Ежедневно ходил Филат к своей хате на свалке и издали смотрел на нее привязанными,
нежными глазами. Он безрассудно ждал, что дверь отворится, выйдет Игнат Порфирыч с
цигаркой и скажет:
— Заходи, Филат, чего ж ты на ветру стоишь! Я всегда тебе рад, кроткий человек!
По ночам на станции иногда стреляли, иногда нет. А слобода запасалась
продовольствием, срочно стягивая все недоимки с мужиков за прошлогодний урожай.
Захар Васильевич лично ездил в деревню к своему арендатору и наказывал:
— Время, Прохор, мутное, а ты мне пшена должен сорок пудов, вези, пока дорога
заквокла, а то скоро распустит, тогда до самой фоминой недели не просохнет!
— Да я уж не знаю, Захар Васильевич, как и быть? — сомневался Прохор, не теряя
учтивости в словах. — Говорят, будто земля теперь даром мужику отойдет и с
недоимками дело терпится!
Захар Васильевич моргал от сердечного остервенения и слушал клекот своей
разгневанной крови. Но говорил спокойно, чтобы осмеять мужика.

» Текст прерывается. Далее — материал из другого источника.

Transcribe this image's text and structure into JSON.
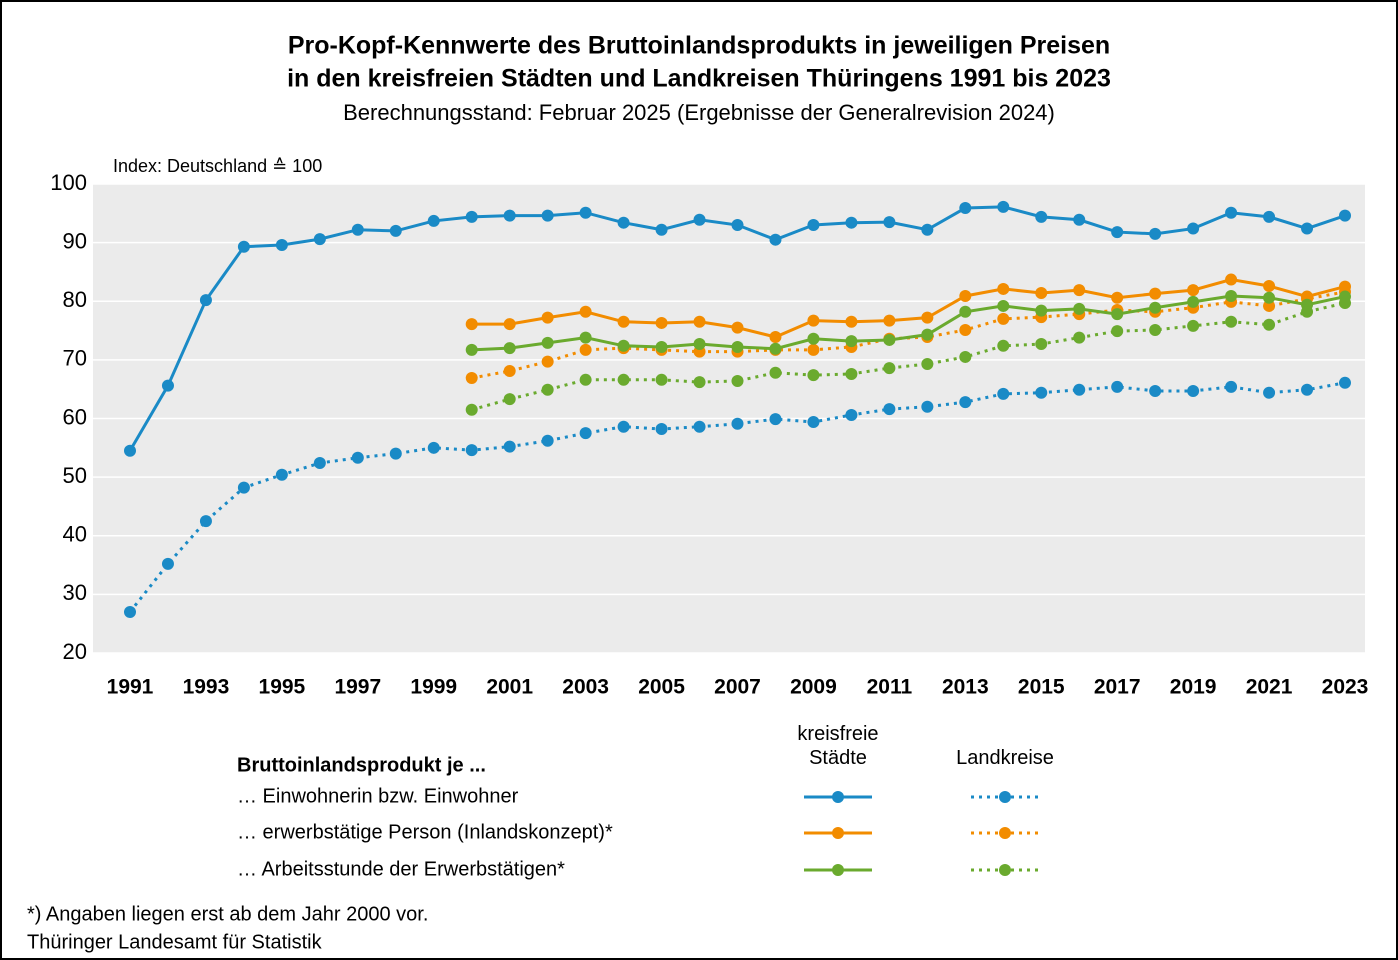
{
  "chart_data": {
    "type": "line",
    "title": [
      "Pro-Kopf-Kennwerte des Bruttoinlandsprodukts in jeweiligen Preisen",
      "in den kreisfreien Städten und Landkreisen Thüringens 1991 bis 2023"
    ],
    "subtitle": "Berechnungsstand: Februar 2025 (Ergebnisse der Generalrevision 2024)",
    "y_label": "Index: Deutschland ≙ 100",
    "x": [
      1991,
      1992,
      1993,
      1994,
      1995,
      1996,
      1997,
      1998,
      1999,
      2000,
      2001,
      2002,
      2003,
      2004,
      2005,
      2006,
      2007,
      2008,
      2009,
      2010,
      2011,
      2012,
      2013,
      2014,
      2015,
      2016,
      2017,
      2018,
      2019,
      2020,
      2021,
      2022,
      2023
    ],
    "xlim": [
      1991,
      2023
    ],
    "xticks": [
      1991,
      1993,
      1995,
      1997,
      1999,
      2001,
      2003,
      2005,
      2007,
      2009,
      2011,
      2013,
      2015,
      2017,
      2019,
      2021,
      2023
    ],
    "ylim": [
      20,
      100
    ],
    "yticks": [
      20,
      30,
      40,
      50,
      60,
      70,
      80,
      90,
      100
    ],
    "grid": true,
    "series": [
      {
        "color": "#1a8ac6",
        "dash": "solid",
        "values": [
          54.5,
          65.6,
          80.2,
          89.3,
          89.6,
          90.6,
          92.2,
          92.0,
          93.7,
          94.4,
          94.6,
          94.6,
          95.1,
          93.4,
          92.2,
          93.9,
          93.0,
          90.5,
          93.0,
          93.4,
          93.5,
          92.2,
          95.9,
          96.1,
          94.4,
          93.9,
          91.8,
          91.5,
          92.4,
          95.1,
          94.4,
          92.4,
          94.6
        ]
      },
      {
        "color": "#1a8ac6",
        "dash": "dotted",
        "values": [
          27.0,
          35.2,
          42.5,
          48.2,
          50.4,
          52.4,
          53.3,
          54.0,
          55.0,
          54.6,
          55.2,
          56.2,
          57.5,
          58.6,
          58.2,
          58.6,
          59.1,
          59.9,
          59.4,
          60.6,
          61.6,
          62.0,
          62.8,
          64.2,
          64.4,
          64.9,
          65.4,
          64.7,
          64.7,
          65.4,
          64.4,
          64.9,
          66.1
        ]
      },
      {
        "color": "#f28c00",
        "dash": "solid",
        "values": [
          null,
          null,
          null,
          null,
          null,
          null,
          null,
          null,
          null,
          76.1,
          76.1,
          77.2,
          78.2,
          76.5,
          76.3,
          76.5,
          75.5,
          73.9,
          76.7,
          76.5,
          76.7,
          77.2,
          80.9,
          82.1,
          81.4,
          81.9,
          80.6,
          81.3,
          81.9,
          83.7,
          82.6,
          80.8,
          82.5
        ]
      },
      {
        "color": "#f28c00",
        "dash": "dotted",
        "values": [
          null,
          null,
          null,
          null,
          null,
          null,
          null,
          null,
          null,
          66.9,
          68.1,
          69.7,
          71.7,
          72.0,
          71.7,
          71.4,
          71.4,
          71.7,
          71.7,
          72.2,
          73.6,
          73.9,
          75.1,
          77.0,
          77.3,
          77.8,
          78.5,
          78.2,
          78.9,
          79.9,
          79.2,
          80.4,
          81.6
        ]
      },
      {
        "color": "#6aaa2e",
        "dash": "solid",
        "values": [
          null,
          null,
          null,
          null,
          null,
          null,
          null,
          null,
          null,
          71.7,
          72.0,
          72.9,
          73.8,
          72.4,
          72.2,
          72.7,
          72.2,
          71.9,
          73.6,
          73.2,
          73.4,
          74.3,
          78.2,
          79.2,
          78.4,
          78.7,
          77.8,
          78.9,
          79.9,
          80.9,
          80.6,
          79.4,
          80.8
        ]
      },
      {
        "color": "#6aaa2e",
        "dash": "dotted",
        "values": [
          null,
          null,
          null,
          null,
          null,
          null,
          null,
          null,
          null,
          61.5,
          63.3,
          64.9,
          66.6,
          66.6,
          66.6,
          66.2,
          66.4,
          67.8,
          67.4,
          67.6,
          68.6,
          69.3,
          70.5,
          72.4,
          72.7,
          73.8,
          74.9,
          75.1,
          75.8,
          76.5,
          76.0,
          78.2,
          79.7
        ]
      }
    ],
    "legend": {
      "title": "Bruttoinlandsprodukt je ...",
      "columns": [
        "kreisfreie Städte",
        "Landkreise"
      ],
      "rows": [
        "… Einwohnerin bzw. Einwohner",
        "… erwerbstätige Person (Inlandskonzept)*",
        "… Arbeitsstunde der Erwerbstätigen*"
      ]
    },
    "footnote": "*) Angaben liegen erst ab dem Jahr 2000 vor.",
    "source": "Thüringer Landesamt für Statistik"
  }
}
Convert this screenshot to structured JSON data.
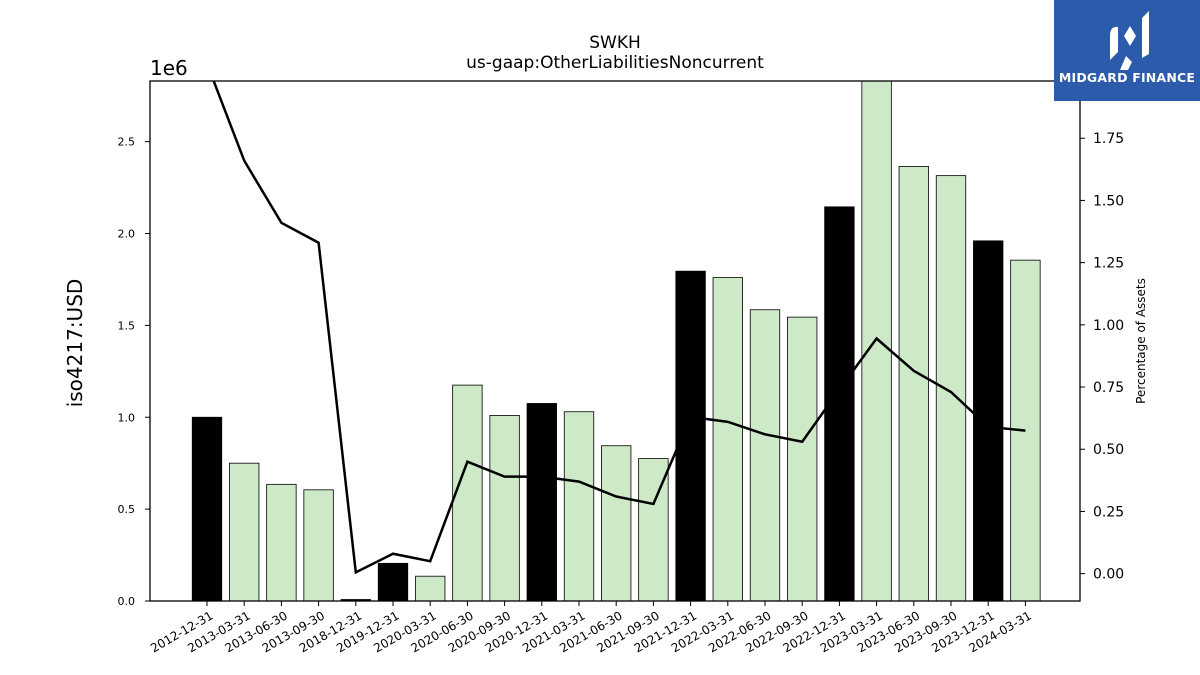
{
  "chart_data": {
    "type": "bar",
    "title": "SWKH",
    "subtitle": "us-gaap:OtherLiabilitiesNoncurrent",
    "ylabel": "iso4217:USD",
    "y2label": "Percentage of Assets",
    "y_offset_label": "1e6",
    "categories": [
      "2012-12-31",
      "2013-03-31",
      "2013-06-30",
      "2013-09-30",
      "2018-12-31",
      "2019-12-31",
      "2020-03-31",
      "2020-06-30",
      "2020-09-30",
      "2020-12-31",
      "2021-03-31",
      "2021-06-30",
      "2021-09-30",
      "2021-12-31",
      "2022-03-31",
      "2022-06-30",
      "2022-09-30",
      "2022-12-31",
      "2023-03-31",
      "2023-06-30",
      "2023-09-30",
      "2023-12-31",
      "2024-03-31"
    ],
    "series": [
      {
        "values": [
          1.0,
          0.75,
          0.635,
          0.605,
          0.008,
          0.205,
          0.135,
          1.175,
          1.01,
          1.075,
          1.03,
          0.845,
          0.775,
          1.795,
          1.76,
          1.585,
          1.545,
          2.145,
          2.87,
          2.365,
          2.315,
          1.96,
          1.855
        ],
        "annual": [
          true,
          false,
          false,
          false,
          true,
          true,
          false,
          false,
          false,
          true,
          false,
          false,
          false,
          true,
          false,
          false,
          false,
          true,
          false,
          false,
          false,
          true,
          false
        ]
      },
      {
        "axis": "right",
        "values": [
          2.05,
          1.66,
          1.41,
          1.33,
          0.005,
          0.08,
          0.05,
          0.45,
          0.39,
          0.39,
          0.37,
          0.31,
          0.28,
          0.63,
          0.61,
          0.56,
          0.53,
          0.74,
          0.945,
          0.815,
          0.73,
          0.59,
          0.575
        ]
      }
    ],
    "ylim": [
      0,
      2.83
    ],
    "y2lim": [
      -0.11,
      1.98
    ],
    "yticks": [
      "0.0",
      "0.5",
      "1.0",
      "1.5",
      "2.0",
      "2.5"
    ],
    "y2ticks": [
      "0.00",
      "0.25",
      "0.50",
      "0.75",
      "1.00",
      "1.25",
      "1.50",
      "1.75"
    ],
    "colors": {
      "annual_bar": "#000000",
      "quarter_bar": "#cde9c8",
      "bar_edge": "#000000",
      "line": "#000000"
    },
    "grid": false
  },
  "logo": {
    "text": "MIDGARD FINANCE",
    "background": "#2d5bab"
  }
}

— Новая власть не дурей старой, Прохор! Ты не думай, — там дураков сменили, а
помещиков поставили — теперь еще крепче земля в их руках жмется! Оно и верно: ты
свой надел тоже даром соседу не откажешь! Революция — это одна свобода, а
собственность тут ни при чем, — как была, так и останется!
— Надел — дело малое! — отвечал и раздумывал Прохор. — Не о нем теперча речь. А
один солдат меня страшил, чтоб никак не сметь аренду платить, а то новая власть
провалится и война вся сначала пойдет…
— Война не перестанет! — заявлял Захар Васильевич. — Война до конца германца будет
идти! А о земле новых правое нету, Прохор, ты и думать забудь! А с пшеном не копайся,
а то на будущий год на хутора землю отдам, — там народ посходней…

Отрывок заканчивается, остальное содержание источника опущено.